Dozens of school groups, businesses and even the military entered teams, each one with colourful themes and decorations to help get them around the Australian Institute of Sport athletics track in style.
Relay for Life teams must have at least one person walking or running around the track at any given time for 24 hours. The event also includes local bands, food stalls, games and a ceremony with more than 1500 candles this year, to give participants a moment to stop and remember someone they may have lost to cancer.
Cancer Council ACT executive manager Belinda Barnier said participants were up on the last two or three years, with anywhere between 800 and 1000 people walking on Saturday afternoon.
She wanted to see numbers double for next year.
"Only with the gravity of numbers will we spread the awareness of cancer and the message of an early diagnosis," Ms Barnier said.
"[The participants] have the power to change the future."
Ms Barnier said 1600 people in Canberra were diagnosed with cancer each year, at a rate of 31 people each week, meaning demand for cancer services was only increasing.
She said all money raised would stay in the Canberra region and help bring more services to the capital.
Taking part on Saturday was Lizzie Christiansen Young, who said there was a desperate need in Canberra for more extensive oncology services for children.
Her daughter, Freyja Christiansen, 7, was diagnosed two-and-a-half years ago with clear cell sarcoma. Since then, she has also developed HLH, a condition where her immune system attacks her healthy organs because of her cancer treatment.
Ms Christiansen Young said she and Freyja took part to support Cancer Council ACT in its bid to bring more patient support services to the territory.
During 2016 and 2017, after the diagnosis, the family had to spend a combined 10 months in Sydney for treatment.
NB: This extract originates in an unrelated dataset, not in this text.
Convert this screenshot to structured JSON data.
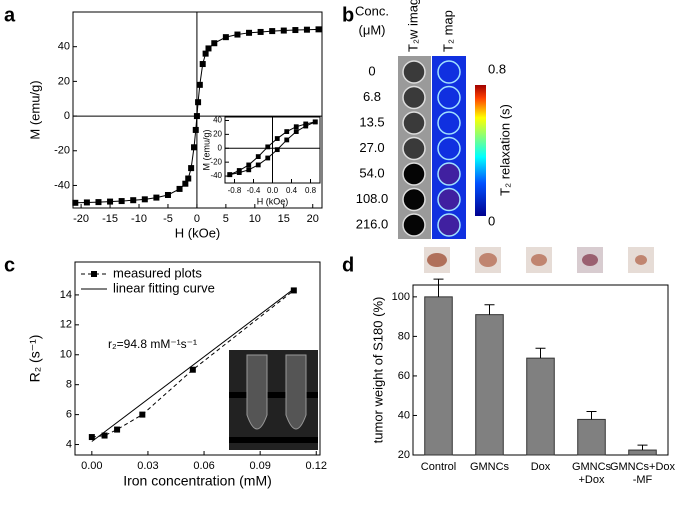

In 2018, there were three lots of three-month visits to Melbourne.
Ms Christiansen Young said she understood having to travel for particularly complicated procedures, but often Freyja was required to travel interstate for a 30-minute infusion treatment, something an adult could get at Canberra Hospital.
She said she had been forced to contact charities and sell possessions to help fund treatments because health funds provided little and Freyja did not qualify for the National Disablity Insurance Scheme.
One of the biggest concerns, Ms Christiansen Young said, was the impact on children's mental health due to a lack of support when they were ripped out of school and their family homes to get treatment interstate.
The Relay for Life event was also important for Freyja, her mother said, to remember friends she had made who were also battling cancer. Of a group of 17 children Freyja had become close with since diagnosis, she was the only one left alive.
She also walked carrying a scarf given to her by her friend, and cancer advocate, Connie Johnson.